Sometimes, I find myself doing/suggesting the doing of something that is patently uncomfortable to me on one or another level, BUT knowing it is the right thing to do. Have you ever done something like this? And, usually, it turns out ok. It really was the right thing to do.
However, once in awhile, that which was intended to be "the right thing to do" backfires and becomes the very opposite of what you intended. This happened to me this year.
Against the wishes of my husband and sons, I insisted on something because I thought it was "the right thing" to do. And, at the time, I fully believed it was the right thing to do.
But now, 4 months later, it seems that I was fundamentally wrong, because it turned out to be a very wrong thing, with repercussions that are going to diametrically alter my husband's family. Possibly forever.
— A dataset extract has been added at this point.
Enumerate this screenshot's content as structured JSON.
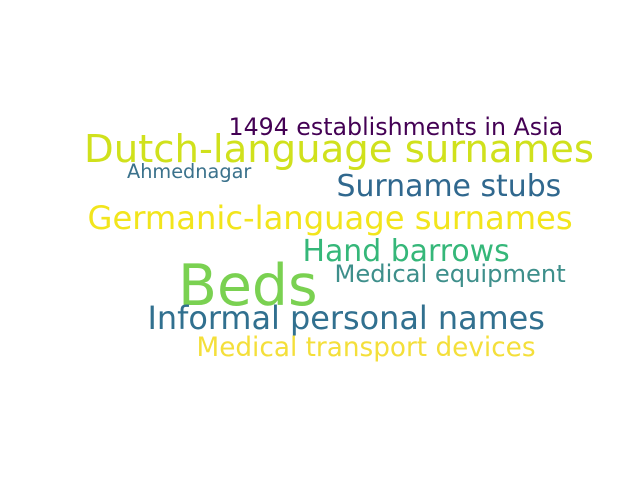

I wrote the words possibly forever and I started crying over this, yet again. For 19 years I have fought this war to keep my husband/sons in touch with his mother/their grandmother. I have dialed the phone and put it in the husband's hands on the right days to call her...mother's day, her birthday, Thanksgiving and Christmas...I have struggled to work through every argument she and I had. I have held my tongue when I wanted to defend myself, my husband, my sons, because to do so would deepen the rift and possibly break the peace.
And now, 19 years later, I do something I believe is the right thing, and the war is over. The war is lost. I feel like I beat my head against the wall for 19 years for nothing. The beating is over, but my head still hurts. I cried myself to "sleep" last night (well, what passed for sleep) and I've walked around in a fog of numb all day.
In some ways I knew it was just a matter of time. One day I knew my tongue would slip and I'd be flip or something and things would be perceived the wrong way. But I never imagined this. Where I would do the right thing and basically be punished for it.
Anyway...It's over now. There's no way back that I can see. I should be relieved...but I am not. I am just sad.